España a fuego y sangre
España a fuego y sangre
Hasta hace cuatro días Cimas de San Raimundo, sólo era un pueblo de no más de cien almas, trece perros, un censo impreciso de gatos y dos vacas viejas. El pueblo retozaba placido y holgazán, sobre un claro del bosque de nogales, castaños y alcornocales que cubrían la ladera septentrional de la Sierra de Camargo, pero llegó el fuego como sí llegara la sangre, y después el espanto de ver la tierra calcinada y sepulta. Bajo las cenizas y las ascuas aún calientes se despereza la decepción, la desesperanza tiznada del gris de las cenizas que desbordan el horizonte, más allá de un cielo mustio que ya no le quedan ganas de ser cielo, quisiera volverse sombra y no llegar al alba.
Antes de aquella noche que las llamas y una lengua de fuego rodearon a Cimas de San Raimundo, sólo llegaba el panadero tres veces en semana, un cura para confesar a los beatos y a Tadeo, un agnóstico que no le importaba pegar la hebra aunque tuviera que acercarse hasta el confesionario. El Ayuntamiento llevaba más de dos años cerrado por falta de presupuesto y la taberna de Amalia seguía abierta, aunque ya sólo entraba ella y el cartero que ni se molestaba en repartir la escasa correspondencia, que tiraba en el mostrador de cualquier manera.

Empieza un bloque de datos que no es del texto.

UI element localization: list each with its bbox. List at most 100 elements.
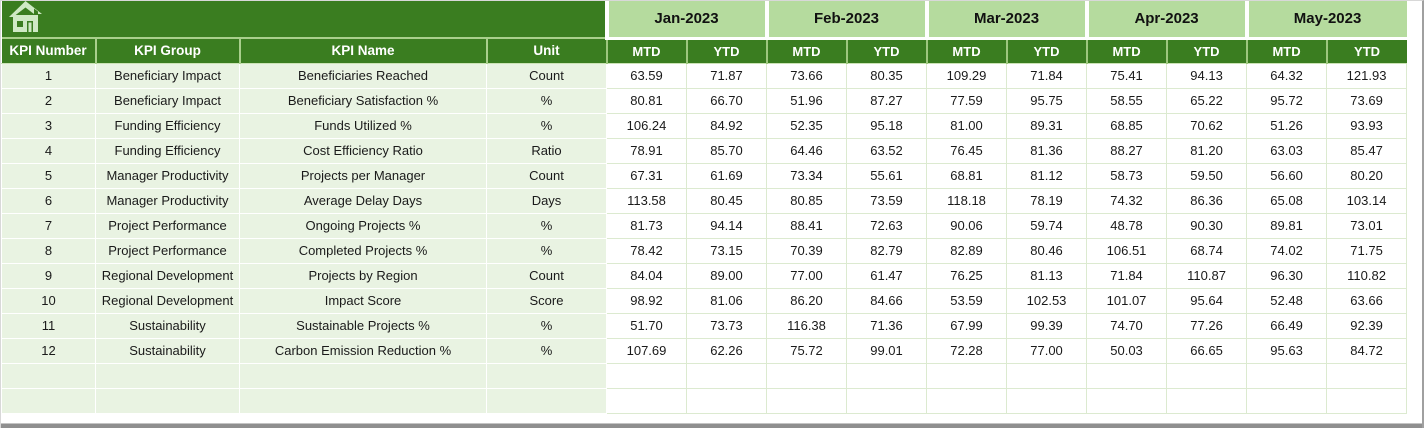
cell-value[interactable]: 85.47 xyxy=(1326,137,1408,164)
cell-value[interactable]: 84.66 xyxy=(845,287,928,314)
cell-value[interactable]: 95.64 xyxy=(1166,287,1248,314)
cell-value[interactable]: 50.03 xyxy=(1086,337,1168,364)
empty-cell[interactable] xyxy=(486,387,607,414)
cell-value[interactable]: 94.14 xyxy=(686,212,767,239)
cell-kpi-group[interactable]: Beneficiary Impact xyxy=(95,62,240,89)
cell-value[interactable]: 64.46 xyxy=(766,137,847,164)
cell-value[interactable]: 72.63 xyxy=(845,212,928,239)
cell-value[interactable]: 81.00 xyxy=(926,112,1008,139)
empty-cell[interactable] xyxy=(1006,387,1088,414)
cell-value[interactable]: 84.92 xyxy=(686,112,767,139)
cell-value[interactable]: 70.62 xyxy=(1166,112,1248,139)
cell-value[interactable]: 77.00 xyxy=(1006,337,1088,364)
cell-value[interactable]: 92.39 xyxy=(1326,312,1408,339)
cell-value[interactable]: 71.75 xyxy=(1326,237,1408,264)
cell-value[interactable]: 110.82 xyxy=(1326,262,1408,289)
empty-cell[interactable] xyxy=(686,387,767,414)
cell-kpi-group[interactable]: Regional Development xyxy=(95,287,240,314)
cell-value[interactable]: 64.32 xyxy=(1246,62,1328,89)
cell-value[interactable]: 81.20 xyxy=(1166,137,1248,164)
cell-value[interactable]: 74.02 xyxy=(1246,237,1328,264)
cell-value[interactable]: 101.07 xyxy=(1086,287,1168,314)
cell-value[interactable]: 87.27 xyxy=(845,87,928,114)
cell-value[interactable]: 78.42 xyxy=(606,237,687,264)
empty-cell[interactable] xyxy=(1326,387,1408,414)
cell-value[interactable]: 77.00 xyxy=(766,262,847,289)
cell-value[interactable]: 68.74 xyxy=(1166,237,1248,264)
cell-value[interactable]: 59.50 xyxy=(1166,162,1248,189)
cell-kpi-name[interactable]: Beneficiary Satisfaction % xyxy=(239,87,487,114)
cell-kpi-name[interactable]: Beneficiaries Reached xyxy=(239,62,487,89)
cell-unit[interactable]: % xyxy=(486,337,607,364)
cell-value[interactable]: 85.70 xyxy=(686,137,767,164)
cell-value[interactable]: 73.34 xyxy=(766,162,847,189)
column-header-cell[interactable]: KPI Name xyxy=(238,38,487,64)
subheader-cell[interactable]: YTD xyxy=(1165,38,1247,64)
empty-cell[interactable] xyxy=(1086,387,1168,414)
cell-value[interactable]: 95.75 xyxy=(1006,87,1088,114)
empty-cell[interactable] xyxy=(926,362,1008,389)
empty-cell[interactable] xyxy=(766,362,847,389)
cell-value[interactable]: 70.39 xyxy=(766,237,847,264)
cell-value[interactable]: 58.55 xyxy=(1086,87,1168,114)
cell-unit[interactable]: Days xyxy=(486,187,607,214)
cell-value[interactable]: 52.48 xyxy=(1246,287,1328,314)
subheader-cell[interactable]: YTD xyxy=(1005,38,1087,64)
month-header-cell[interactable]: Jan-2023 xyxy=(604,1,767,40)
empty-cell[interactable] xyxy=(845,362,928,389)
cell-kpi-name[interactable]: Funds Utilized % xyxy=(239,112,487,139)
cell-value[interactable]: 89.31 xyxy=(1006,112,1088,139)
cell-value[interactable]: 73.59 xyxy=(845,187,928,214)
cell-value[interactable]: 73.69 xyxy=(1326,87,1408,114)
cell-value[interactable]: 56.60 xyxy=(1246,162,1328,189)
cell-value[interactable]: 61.69 xyxy=(686,162,767,189)
cell-value[interactable]: 121.93 xyxy=(1326,62,1408,89)
cell-value[interactable]: 51.26 xyxy=(1246,112,1328,139)
cell-value[interactable]: 118.18 xyxy=(926,187,1008,214)
cell-kpi-number[interactable]: 4 xyxy=(1,137,96,164)
cell-value[interactable]: 99.01 xyxy=(845,337,928,364)
cell-value[interactable]: 102.53 xyxy=(1006,287,1088,314)
empty-cell[interactable] xyxy=(95,362,240,389)
cell-value[interactable]: 103.14 xyxy=(1326,187,1408,214)
cell-value[interactable]: 80.46 xyxy=(1006,237,1088,264)
cell-value[interactable]: 81.73 xyxy=(606,212,687,239)
cell-value[interactable]: 55.61 xyxy=(845,162,928,189)
cell-value[interactable]: 73.15 xyxy=(686,237,767,264)
cell-value[interactable]: 61.47 xyxy=(845,262,928,289)
cell-value[interactable]: 66.49 xyxy=(1246,312,1328,339)
cell-value[interactable]: 67.99 xyxy=(926,312,1008,339)
cell-kpi-number[interactable]: 7 xyxy=(1,212,96,239)
empty-cell[interactable] xyxy=(766,387,847,414)
cell-value[interactable]: 86.20 xyxy=(766,287,847,314)
subheader-cell[interactable]: MTD xyxy=(925,38,1007,64)
cell-value[interactable]: 84.04 xyxy=(606,262,687,289)
cell-value[interactable]: 95.63 xyxy=(1246,337,1328,364)
cell-value[interactable]: 53.59 xyxy=(926,287,1008,314)
cell-kpi-number[interactable]: 5 xyxy=(1,162,96,189)
cell-value[interactable]: 106.51 xyxy=(1086,237,1168,264)
column-header-cell[interactable]: KPI Group xyxy=(94,38,240,64)
cell-value[interactable]: 65.08 xyxy=(1246,187,1328,214)
cell-kpi-number[interactable]: 11 xyxy=(1,312,96,339)
cell-value[interactable]: 81.06 xyxy=(686,287,767,314)
cell-kpi-name[interactable]: Impact Score xyxy=(239,287,487,314)
month-header-cell[interactable]: May-2023 xyxy=(1244,1,1407,40)
cell-kpi-group[interactable]: Regional Development xyxy=(95,262,240,289)
cell-value[interactable]: 80.81 xyxy=(606,87,687,114)
subheader-cell[interactable]: MTD xyxy=(1085,38,1167,64)
month-header-cell[interactable]: Apr-2023 xyxy=(1084,1,1247,40)
cell-kpi-number[interactable]: 3 xyxy=(1,112,96,139)
cell-value[interactable]: 68.81 xyxy=(926,162,1008,189)
cell-value[interactable]: 80.85 xyxy=(766,187,847,214)
empty-cell[interactable] xyxy=(239,362,487,389)
cell-kpi-number[interactable]: 10 xyxy=(1,287,96,314)
cell-value[interactable]: 98.92 xyxy=(606,287,687,314)
cell-value[interactable]: 81.12 xyxy=(1006,162,1088,189)
cell-value[interactable]: 62.26 xyxy=(686,337,767,364)
empty-cell[interactable] xyxy=(606,362,687,389)
cell-kpi-name[interactable]: Projects per Manager xyxy=(239,162,487,189)
cell-value[interactable]: 78.91 xyxy=(606,137,687,164)
cell-kpi-group[interactable]: Project Performance xyxy=(95,212,240,239)
cell-kpi-group[interactable]: Beneficiary Impact xyxy=(95,87,240,114)
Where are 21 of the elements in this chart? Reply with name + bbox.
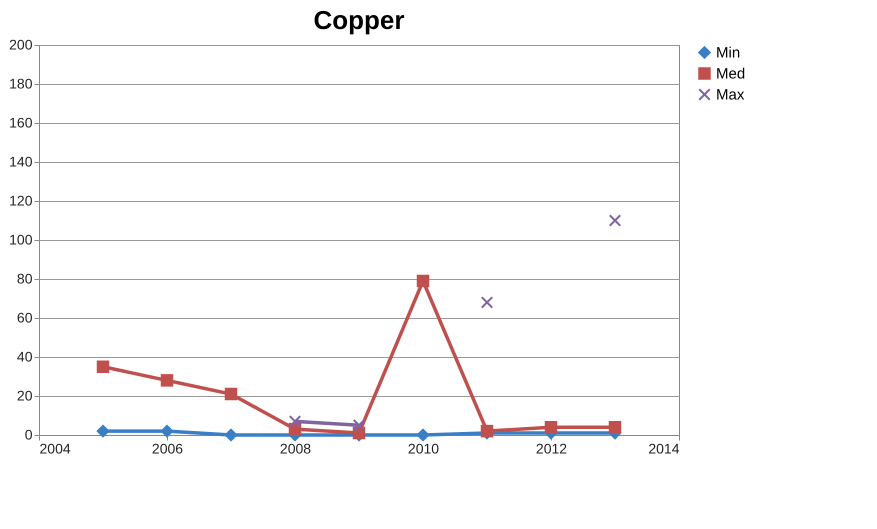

Las casas se habían salvado, pero el pueblo parecía un féretro blanco de los que sirven para enterrar los niños cuando mueren. En medio de tanta desolación el aire se volvía irrespirable, cargado de angustias tenebrosas que nos tenían enfierecidos y alucinados, arrugados en la tristeza y muertos antes de muertos.
A todos nos faltaba la valentía, acobardados como estábamos para decir la verdad: que el bosque se puede quemar, eso es inevitable, pero pararlo si esta limpio de maleza y hay medios se hace y se hace rápido, pero los bomberos llegaron tarde y los hidroaviones aparecieron cuando amanecía. Nos evacuaron y prohibieron que ayudáramos, aunque nadie como nosotros conoce el bosque.
La mañana del sábado trajo a la familia Belmonte, unos churreros y feriantes, que recorrían las verbenas de la comarca. Nadie sabía muy bien que vinieron hacer, pues este año los festejos estaban suspendidos. Le dijimos que era mejor que se fueran, pero ellos no querían, llevaban toda la vida viniendo a Cimas de San Raimundo y ahora no iban a dejarnos sin churros y chocolate.
Tayik un paquistaní casado con la hija menor de los Belmonte, también montó una cama elástica y su hermano recién llegado de Islamabad vendía espadas de luces y otros cachivaches que brillaban en la noche oscura y sin ternura de este pueblo quemado, de esta patria achicharrada. ¡Que prosigan las verbenas y la música vibrante descanse al pueblo! Que no acabe nunca el alegre cortejo de los niños que comen manzanas de rojo caramelo, como el fuego y la sangre, que crezca el jolgorio de los niños que saltan y se elevan como santos que vuelan por encima de los cerros de la Sierra de Camargo.
Aprendamos a fingir a esquivar la pena impuesta, la tristeza decretada por los autores y sus cómplices de este tiempo de miserias y traiciones. No vayamos a ser esclavos del abuso ajeno y menos del propio, detengamos el círculo opresivo de las ruindades y a los mercenarios de las revanchas.